O orçamento da União para 2025, aprovado na quinta-feira no Congresso, com três meses de atraso, é uma síntese da composição de forças que reina em Brasília e um triste retrato de um país em que as conveniências políticas se sobrepõem aos interesses dos brasileiros. Do impasse que postergou a votação até o conteúdo em si, a peça expressa a dominância do centrão diante de um Executivo desarticulado e sem capacidade para equilibrar o jogo no Legislativo, além da desfaçatez de um cálculo eivado de irrealismos que prevê um superávit de R$ 15 bilhões.

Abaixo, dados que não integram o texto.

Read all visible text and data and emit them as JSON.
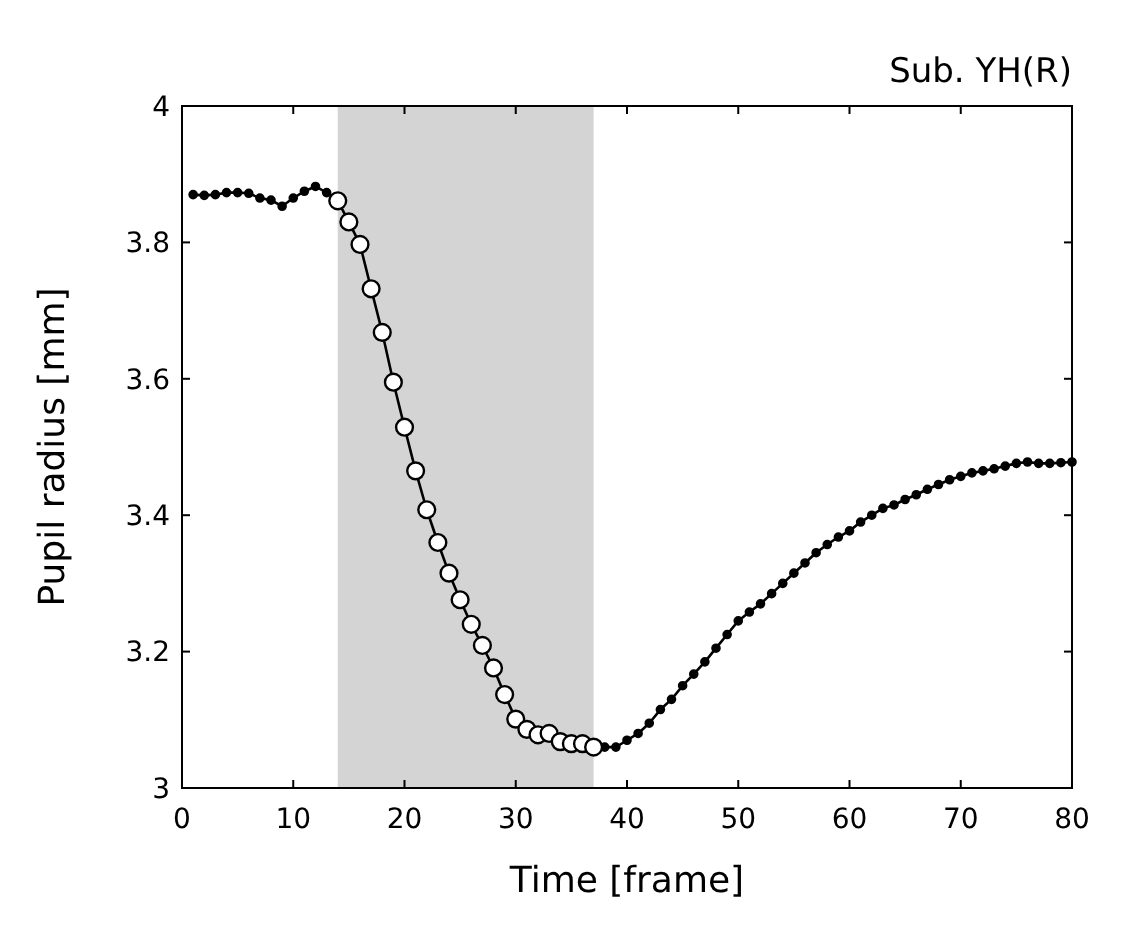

Indiferente às verdadeiras prioridades, o Congresso não abriu mão de pulverizar R$ 50,4 bi em emendas
A sequência de caradurismos começa com a própria procrastinação do parlamento em votar o orçamento como retaliação à decisão do Supremo Tribunal Federal (STF) de bloquear, no ano passado, o pagamento de emendas que não obedeciam a regras mínimas de transparência e de zelo com o dinheiro público. Por enxergarem o dedo do governo na postura da Corte, deputados e senadores acharam por bem sabotar o próprio país para defender a regalia imoral da distribuição exorbitante de recursos às bases eleitorais, com o mínimo controle.
Indiferente às verdadeiras prioridades nacionais, o Congresso não abriu mão de pulverizar R$ 50,4 bilhões em emendas. Enquanto isso, faltam recursos para iniciativas estruturantes, como as de infraestrutura, essenciais para competitividade da economia brasileira. É dinheiro que acaba drenado para obras paroquiais e projetos inconsistentes, muitas vezes pessimamente executados. Isso quando não viram assunto de polícia. Os cerca de 80 inquéritos abertos para investigar malfeitos com o dinheiro alocado por congressistas que tramitam no STF são bastante ilustrativos.
Mas o Congresso, insaciável, não se contentou com os já excessivos R$ 50,4 bilhões. Um acordo costurado com o Planalto, refém do parlamento, vai permitir que deputados e senadores apadrinhem a destinação de verbas que seriam despesas discricionárias do Executivo. O espírito do trato é compensar os valores que acabaram retidos em 2024 pelas decisões do STF. As estimativas variam entre R$ 8 bilhões e R$ 11 bilhões. Mas, ao fim, a farra das emendas pode chegar neste ano a cerca de R$ 60 bilhões.
O poder desse bloco de siglas que, sem linha programática firme, aderem a qualquer governo, desde que bem recompensadas, se materializa também no direcionamento das verbas para os ministérios. Das quatro pastas que mais foram vitaminadas com recursos em relação ao exercício anterior, três – Esportes (270% de crescimento), Turismo (180%) e Integração e Desenvolvimento Regional (79%) – são comandadas por membros do centrão. À gestão Luiz Inácio Lula da Silva, com a popularidade em queda livre, resta aceitar as chantagens para assegurar vitórias em votações essenciais ao Executivo e, com mais verbas, tentar garantir o aluguel de ao menos parte das siglas fisiológicas na campanha eleitoral de 2026.
A cereja do bolo indigesto é a tentativa de disfarçar a desídia com os recursos recolhidos junto aos contribuintes com um cálculo ilusório. O relator do orçamento produziu uma estimativa de superávit de R$ 15 bilhões, projetado a partir de receitas que dificilmente se confirmarão e de despesas subdimensionadas. Um deboche do início ao fim.